Great Plains Studies, Center for

 

Date of this Version

Winter 2007

Citation

Great Plains Quarterly Vol. 27, No. 1, Winter 2007, pp. 57.

Comments

Copyright 2007 by the Center for Great Plains Studies, University of Nebraska-Lincoln

Abstract

In The Shawnees and Their Neighbors, historian Stephen Warren skillfully examines the various ways that the Shawnees responded to the expansion of the United States during the nineteenth century. According to Warren, for most of the 1700s the Shawnees lived in small to medium-sized politically autonomous villages governed by hereditary chiefs. After removal in the 1830s from Ohio to a reservation in Kansas, however, Indian agents and other federal officials encouraged the creation of a centralized Shawnee tribal government under a national council. This led to a struggle among the Shawnees between the descendants of the old village chiefs and the leaders of the new national council, some of whom had only marginal Shawnee kinship ties. The debate over political identity continued during and after the American Civil War, when the Shawnees were relocated again to Oklahoma, and led to permanent divisions within the Shawnee people. Ultimately, Warren concludes that "the legacy of the Civil War, and the removal treaties that closely followed the war, continues to shape the contemporary struggles of the Shawnees and their neighbors."

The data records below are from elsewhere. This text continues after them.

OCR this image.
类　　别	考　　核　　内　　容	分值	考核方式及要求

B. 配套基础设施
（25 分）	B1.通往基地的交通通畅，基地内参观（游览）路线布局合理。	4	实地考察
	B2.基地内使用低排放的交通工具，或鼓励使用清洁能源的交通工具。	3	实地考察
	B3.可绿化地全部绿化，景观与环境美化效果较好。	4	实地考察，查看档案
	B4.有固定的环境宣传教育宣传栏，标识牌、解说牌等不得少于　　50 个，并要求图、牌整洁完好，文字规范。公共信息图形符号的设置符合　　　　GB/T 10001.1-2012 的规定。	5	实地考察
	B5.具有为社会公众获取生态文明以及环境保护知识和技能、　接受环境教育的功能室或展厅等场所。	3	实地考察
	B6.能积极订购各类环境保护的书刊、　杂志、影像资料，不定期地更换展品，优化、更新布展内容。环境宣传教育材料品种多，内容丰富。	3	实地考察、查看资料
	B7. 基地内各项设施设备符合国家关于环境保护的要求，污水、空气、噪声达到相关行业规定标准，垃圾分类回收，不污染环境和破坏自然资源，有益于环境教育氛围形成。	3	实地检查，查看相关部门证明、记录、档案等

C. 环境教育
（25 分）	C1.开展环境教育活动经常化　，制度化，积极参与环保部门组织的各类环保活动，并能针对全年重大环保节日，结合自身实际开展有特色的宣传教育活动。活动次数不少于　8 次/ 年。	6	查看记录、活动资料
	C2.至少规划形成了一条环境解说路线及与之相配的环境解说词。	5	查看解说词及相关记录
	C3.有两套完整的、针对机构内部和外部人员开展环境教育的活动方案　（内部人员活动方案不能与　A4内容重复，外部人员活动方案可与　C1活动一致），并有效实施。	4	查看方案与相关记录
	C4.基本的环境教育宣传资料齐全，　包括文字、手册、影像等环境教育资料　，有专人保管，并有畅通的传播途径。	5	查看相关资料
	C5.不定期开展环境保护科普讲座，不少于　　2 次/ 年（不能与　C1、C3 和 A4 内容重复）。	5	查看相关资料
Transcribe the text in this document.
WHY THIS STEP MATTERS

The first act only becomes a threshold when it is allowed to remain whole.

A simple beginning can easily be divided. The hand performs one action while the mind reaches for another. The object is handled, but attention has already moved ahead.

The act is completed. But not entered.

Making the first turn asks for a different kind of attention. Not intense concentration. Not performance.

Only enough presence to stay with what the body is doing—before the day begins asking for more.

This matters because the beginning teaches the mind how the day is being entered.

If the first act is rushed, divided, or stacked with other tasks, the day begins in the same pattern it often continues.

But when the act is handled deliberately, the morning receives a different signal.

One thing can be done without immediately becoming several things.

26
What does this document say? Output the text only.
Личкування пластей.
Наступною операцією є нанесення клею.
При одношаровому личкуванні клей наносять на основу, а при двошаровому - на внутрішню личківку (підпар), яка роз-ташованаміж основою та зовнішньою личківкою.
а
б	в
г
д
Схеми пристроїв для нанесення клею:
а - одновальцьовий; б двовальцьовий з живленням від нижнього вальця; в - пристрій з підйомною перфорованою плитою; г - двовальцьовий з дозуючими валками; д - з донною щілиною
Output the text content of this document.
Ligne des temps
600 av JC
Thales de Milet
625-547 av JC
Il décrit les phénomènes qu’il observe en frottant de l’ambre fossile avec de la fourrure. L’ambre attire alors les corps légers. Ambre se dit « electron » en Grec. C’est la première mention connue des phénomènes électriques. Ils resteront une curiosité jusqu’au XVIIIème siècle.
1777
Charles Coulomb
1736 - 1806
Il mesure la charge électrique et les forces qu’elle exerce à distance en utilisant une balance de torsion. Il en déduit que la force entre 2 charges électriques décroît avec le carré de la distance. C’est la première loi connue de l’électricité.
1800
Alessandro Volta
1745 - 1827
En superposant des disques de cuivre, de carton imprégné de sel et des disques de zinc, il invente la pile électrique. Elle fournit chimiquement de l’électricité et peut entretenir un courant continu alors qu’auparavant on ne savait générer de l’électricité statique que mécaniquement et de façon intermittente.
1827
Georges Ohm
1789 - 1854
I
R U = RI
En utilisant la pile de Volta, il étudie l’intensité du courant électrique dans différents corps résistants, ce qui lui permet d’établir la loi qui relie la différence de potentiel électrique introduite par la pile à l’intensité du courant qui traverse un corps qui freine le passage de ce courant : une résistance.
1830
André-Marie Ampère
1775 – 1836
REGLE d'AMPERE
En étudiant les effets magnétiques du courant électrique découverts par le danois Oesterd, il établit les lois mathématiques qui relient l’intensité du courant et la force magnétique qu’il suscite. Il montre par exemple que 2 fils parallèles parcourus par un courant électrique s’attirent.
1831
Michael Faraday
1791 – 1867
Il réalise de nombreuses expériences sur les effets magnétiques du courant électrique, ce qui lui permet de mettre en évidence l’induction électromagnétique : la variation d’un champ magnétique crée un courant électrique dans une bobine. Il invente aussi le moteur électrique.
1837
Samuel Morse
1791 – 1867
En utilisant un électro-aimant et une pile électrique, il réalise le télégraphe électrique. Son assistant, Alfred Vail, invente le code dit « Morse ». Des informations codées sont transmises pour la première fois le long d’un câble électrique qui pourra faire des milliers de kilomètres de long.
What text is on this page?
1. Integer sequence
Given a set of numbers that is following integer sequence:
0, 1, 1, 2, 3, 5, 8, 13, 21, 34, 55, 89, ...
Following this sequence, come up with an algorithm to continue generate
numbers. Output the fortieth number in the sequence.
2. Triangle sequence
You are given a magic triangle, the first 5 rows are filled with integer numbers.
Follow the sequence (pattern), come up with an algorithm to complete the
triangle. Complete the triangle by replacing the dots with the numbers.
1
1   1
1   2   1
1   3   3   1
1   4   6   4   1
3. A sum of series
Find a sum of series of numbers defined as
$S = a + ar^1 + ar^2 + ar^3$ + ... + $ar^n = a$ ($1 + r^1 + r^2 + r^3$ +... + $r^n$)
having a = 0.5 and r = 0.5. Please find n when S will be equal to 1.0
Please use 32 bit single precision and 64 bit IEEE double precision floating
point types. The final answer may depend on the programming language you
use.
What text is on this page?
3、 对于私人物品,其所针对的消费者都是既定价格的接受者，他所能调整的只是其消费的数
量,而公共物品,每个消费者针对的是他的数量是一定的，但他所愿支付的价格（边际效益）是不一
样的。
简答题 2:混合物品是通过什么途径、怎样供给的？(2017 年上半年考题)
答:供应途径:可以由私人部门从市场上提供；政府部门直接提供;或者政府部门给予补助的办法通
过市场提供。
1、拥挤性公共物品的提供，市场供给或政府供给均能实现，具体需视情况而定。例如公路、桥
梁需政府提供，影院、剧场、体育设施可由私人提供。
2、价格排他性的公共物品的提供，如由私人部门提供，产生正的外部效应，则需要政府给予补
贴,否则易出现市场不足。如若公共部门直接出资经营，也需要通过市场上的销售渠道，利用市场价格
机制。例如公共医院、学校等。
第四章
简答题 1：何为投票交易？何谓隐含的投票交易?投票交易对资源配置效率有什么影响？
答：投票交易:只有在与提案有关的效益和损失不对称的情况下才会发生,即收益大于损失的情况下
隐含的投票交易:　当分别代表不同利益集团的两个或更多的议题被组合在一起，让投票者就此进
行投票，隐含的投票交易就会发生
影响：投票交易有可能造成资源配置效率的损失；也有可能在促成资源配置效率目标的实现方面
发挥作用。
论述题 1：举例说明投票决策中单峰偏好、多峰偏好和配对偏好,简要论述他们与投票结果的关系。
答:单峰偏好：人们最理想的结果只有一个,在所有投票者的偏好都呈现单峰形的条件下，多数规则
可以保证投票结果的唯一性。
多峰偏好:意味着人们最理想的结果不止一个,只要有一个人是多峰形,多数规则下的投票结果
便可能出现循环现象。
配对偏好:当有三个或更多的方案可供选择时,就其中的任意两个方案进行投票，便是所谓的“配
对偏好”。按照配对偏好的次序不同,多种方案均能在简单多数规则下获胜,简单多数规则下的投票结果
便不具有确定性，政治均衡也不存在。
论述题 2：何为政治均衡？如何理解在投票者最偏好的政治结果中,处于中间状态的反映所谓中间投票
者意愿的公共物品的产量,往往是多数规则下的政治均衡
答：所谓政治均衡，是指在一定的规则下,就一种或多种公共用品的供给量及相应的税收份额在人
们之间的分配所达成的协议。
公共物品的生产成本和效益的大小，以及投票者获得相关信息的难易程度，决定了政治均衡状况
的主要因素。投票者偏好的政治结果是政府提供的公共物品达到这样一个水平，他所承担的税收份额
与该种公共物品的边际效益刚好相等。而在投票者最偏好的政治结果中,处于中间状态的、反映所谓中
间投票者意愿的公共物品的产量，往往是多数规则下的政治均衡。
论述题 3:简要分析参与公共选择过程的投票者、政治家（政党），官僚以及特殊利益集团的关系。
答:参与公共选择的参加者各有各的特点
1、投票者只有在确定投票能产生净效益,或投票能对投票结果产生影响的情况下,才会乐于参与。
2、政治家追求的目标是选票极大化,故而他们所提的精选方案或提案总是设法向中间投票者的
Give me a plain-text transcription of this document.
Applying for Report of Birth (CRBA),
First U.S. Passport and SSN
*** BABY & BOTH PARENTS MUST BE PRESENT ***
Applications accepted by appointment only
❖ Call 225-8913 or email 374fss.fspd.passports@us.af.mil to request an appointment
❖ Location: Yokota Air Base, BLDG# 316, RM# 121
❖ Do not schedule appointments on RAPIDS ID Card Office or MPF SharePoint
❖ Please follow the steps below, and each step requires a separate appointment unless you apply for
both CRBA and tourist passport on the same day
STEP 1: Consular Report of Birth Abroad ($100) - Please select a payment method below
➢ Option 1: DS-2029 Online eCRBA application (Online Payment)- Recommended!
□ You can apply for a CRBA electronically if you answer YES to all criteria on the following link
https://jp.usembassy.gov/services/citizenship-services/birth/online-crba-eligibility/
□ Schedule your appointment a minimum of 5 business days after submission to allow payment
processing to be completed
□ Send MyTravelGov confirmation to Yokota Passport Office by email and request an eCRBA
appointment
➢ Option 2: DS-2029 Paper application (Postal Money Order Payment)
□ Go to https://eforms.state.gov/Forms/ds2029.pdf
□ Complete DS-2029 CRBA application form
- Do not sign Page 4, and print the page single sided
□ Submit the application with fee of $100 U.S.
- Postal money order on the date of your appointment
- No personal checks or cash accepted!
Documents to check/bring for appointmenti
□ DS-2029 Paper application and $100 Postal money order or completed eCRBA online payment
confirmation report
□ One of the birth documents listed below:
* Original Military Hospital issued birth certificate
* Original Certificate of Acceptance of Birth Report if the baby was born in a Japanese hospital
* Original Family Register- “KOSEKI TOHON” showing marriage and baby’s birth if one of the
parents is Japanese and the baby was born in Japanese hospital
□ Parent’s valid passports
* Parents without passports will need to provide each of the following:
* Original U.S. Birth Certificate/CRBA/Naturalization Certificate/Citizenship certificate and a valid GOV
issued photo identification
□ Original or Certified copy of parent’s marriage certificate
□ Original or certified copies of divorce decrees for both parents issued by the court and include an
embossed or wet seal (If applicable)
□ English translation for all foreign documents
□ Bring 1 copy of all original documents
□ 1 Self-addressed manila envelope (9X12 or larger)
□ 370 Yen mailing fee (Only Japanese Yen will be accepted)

In constructing his argument, Warren criticizes the way some scholars have previously examined Shawnee history. When analyzing the Native American response to American expansion, Warren contends, historians have often focused on militant leaders, such as the famous Shawnee Tecumseh, who advocated total resistance to white encroachment, while overlooking or disparaging other leaders, such as the less well-known Shawnee leader Black Hoof, who worked with missionaries and other white Americans to try to maintain a peaceful relationship with the United States. According to Warren, "constant attention on militants such as Tecumseh adds to the perception that American Indians were stubborn resisters to change." Warren challenges scholars to reexamine their fascination with certain Indian leaders in order to incorporate Native Americans into American history accurately. 57

Warren's overall exceptional study is not without minor problems. He describes the emergence of a Shawnee tribal government in the nineteenth century but fails to explain thoroughly how that government operated. Also, despite the dates in its title, the book really concludes with the end of the Civil War. The quick summary of the five years after the war, an important time for the Shawnees, seems rushed and could have been more carefully examined. Despite these shortcomings, this is a well-researched study that adds significantly to the historiography of the nineteenth-century Shawnees as well as their neighbors, both white and Indian, in the West.